La résurgence de la dengue en Inde et dans sa capitale, New Delhi, souligne les carences du système de surveillance du pays, susceptible d'endiguer la propagation de la maladie. D'après les autorités indiennes, 33 246 cas – dont 201 se sont soldés par des décès – ont déjà été recensés en 2012, soit près du double qu'en 2011. Mais en réalité, selon l'Organisation mondiale de la santé (OMS), le nombre de personnes infectées par le virus pourrait être mille fois supérieur.
La dengue, qui se transmet par les moustiques, se manifeste par de la fatigue ou une forte fièvre et peut conduire à des décès dans 1 % à 2 % des cas. Il n'existe aucun vaccin véritablement efficace. "L'augmentation du nombre de cas recensés est en partie liée à une meilleure distribution de kits de détection", temporise le docteur Dhariwal, directeur du programme de contrôle national des maladies à transmission vectorielle.
Le programme de surveillance – très partiel – lancé par la Banque mondiale en 2005, en partenariat avec l'Etat indien, a néanmoins montré qu'en 2009, les cas de dengue représentaient 7,8 % des flambées épidémiques, juste derrière le paludisme et les fièvres diarrhéiques.
"3 500 AGENTS FONT DU PORTE-À-PORTE"
C'est surtout dans les grandes métropoles densément peuplées que se trouve le foyer endémique de la dengue. Il s'étend ensuite vers les villes secondaires. A New Delhi, qui concentre près du quart des cas du pays, la maladie frappe surtout les quartiers cossus. A la différence du paludisme, les moustiques vecteurs de la dengue ne se reproduisent pas dans les eaux stagnantes et sales des bidonvilles, mais dans les nombreux réservoirs d'eau non recouverts et raccordés aux habitations, les pots de fleurs ou encore les climatiseurs. "Nous avons déployé 3 500 agents qui font du porte-à-porte pour sensibiliser la population à la propagation de la maladie et vérifier que leurs habitations n'abritent pas de foyers d'insectes", explique le docteur Yadav, responsable de la santé publique à la municipalité de Delhi.
Les autorités municipales ont délivré 8 900 contraventions à ceux qui n'avaient pas éliminé les nids de moustiques à leur domicile, mais le montant de l'amende (8 euros) reste peu dissuasif. Le porte-à-porte dans une ville qui compte 5 millions de foyers, alors que l'épidémie n'a besoin que de quelques semaines à la fin de la mousson pour se propager, relève quasiment de la mission impossible.
En l'absence de système de surveillance ad hoc, les autorités sanitaires sont incapables de concentrer leurs actions de prévention et de traitement de la maladie. "La politique de santé publique repose encore sur des programmes hérités des colons britanniques qui devaient lutter contre la peste ou le choléra", observe Olivier Telle, chercheur, basé à New Delhi, de l'Institut Pasteur.

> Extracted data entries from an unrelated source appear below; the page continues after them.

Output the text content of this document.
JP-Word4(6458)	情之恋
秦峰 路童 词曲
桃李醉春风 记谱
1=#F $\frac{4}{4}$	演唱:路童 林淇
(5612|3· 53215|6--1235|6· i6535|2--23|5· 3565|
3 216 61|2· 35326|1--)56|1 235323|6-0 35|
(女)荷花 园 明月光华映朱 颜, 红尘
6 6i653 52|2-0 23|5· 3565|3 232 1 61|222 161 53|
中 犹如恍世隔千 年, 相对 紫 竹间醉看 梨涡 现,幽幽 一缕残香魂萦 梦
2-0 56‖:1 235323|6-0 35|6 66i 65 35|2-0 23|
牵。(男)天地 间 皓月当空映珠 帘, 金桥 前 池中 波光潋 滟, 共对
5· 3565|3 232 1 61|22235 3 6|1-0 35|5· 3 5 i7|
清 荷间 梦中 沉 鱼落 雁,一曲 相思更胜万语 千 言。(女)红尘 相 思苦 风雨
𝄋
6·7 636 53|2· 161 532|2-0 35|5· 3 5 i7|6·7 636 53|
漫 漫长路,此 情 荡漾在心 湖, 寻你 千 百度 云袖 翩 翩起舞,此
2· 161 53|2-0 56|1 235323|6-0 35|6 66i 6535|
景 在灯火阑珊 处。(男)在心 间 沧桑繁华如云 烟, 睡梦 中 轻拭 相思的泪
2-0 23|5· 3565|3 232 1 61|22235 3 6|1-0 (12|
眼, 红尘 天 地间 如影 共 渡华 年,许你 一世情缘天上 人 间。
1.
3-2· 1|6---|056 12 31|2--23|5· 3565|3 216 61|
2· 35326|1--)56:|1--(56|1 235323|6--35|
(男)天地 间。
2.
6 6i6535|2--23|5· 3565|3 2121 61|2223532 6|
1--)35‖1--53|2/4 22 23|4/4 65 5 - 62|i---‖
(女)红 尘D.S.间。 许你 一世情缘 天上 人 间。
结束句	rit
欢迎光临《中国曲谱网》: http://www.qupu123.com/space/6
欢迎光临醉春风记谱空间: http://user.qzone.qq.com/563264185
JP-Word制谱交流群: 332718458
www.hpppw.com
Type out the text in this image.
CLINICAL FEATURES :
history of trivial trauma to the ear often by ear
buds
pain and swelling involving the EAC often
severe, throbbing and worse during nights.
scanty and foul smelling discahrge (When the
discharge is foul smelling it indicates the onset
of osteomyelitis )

LA MALADIE POURRAIT FAIRE SON APPARITION EN FRANCE
Près des deux tiers de la population vivent ainsi dans des régions où les informations sanitaires font cruellement défaut. Du coup, leurs habitants ne savent ni prévenir ni traiter la maladie. Ils reçoivent aussi moins de fonds du gouvernement, dont les subventions sont distribuées – en partie – en fonction du nombre de cas recensés dans chaque Etat.
L'Inde souffre également d'un problème de gouvernance au niveau local. "A New Delhi, les autorités s'appuient beaucoup sur les associations de résidents pour éradiquer les foyers de moustiques alors que ces derniers sont plus nombreux dans les lieux publics comme les hôpitaux, les jardins ou encore les gares", explique Olivier Telle.
Si rien n'est fait pour contenir l'endémie, le réchauffement pourrait aggraver la situation au cours des années à venir. "La famille des moustiques Aedes qui transmet la dengue est très sensible aux variations climatiques. Des études montrent que le réchauffement pourrait exposer 2 milliards d'habitants supplémentaires à la transmission de la dengue d'ici à 2080", estime l'OMS dans son rapport intitulé "Changement climatique et santé" et publié en octobre 2012.
La maladie pourrait aussi faire son apparition dans des pays de la zone tempérée comme en France, où Aedes est déjà présent dans la région parisienne et dans le Sud-Est. Entre 2006 et 2011, sur les 1 200 personnes touchées par la dengue en Europe, 30 % avaient été contaminées en Inde, selon la veille sanitaire européenne.
Plusieurs organisations internationales et l'Union européenne ont d'ores et déjà commencé à mener des études dans les pays touchés pour mieux comprendre la progression de la maladie. L'Institut Pasteur va, lui, coordonner dès 2013 des études épidémiologiques en Inde, en Thaïlande et au Cambodge, associant des virologues et des immunologues, mais aussi des géographes.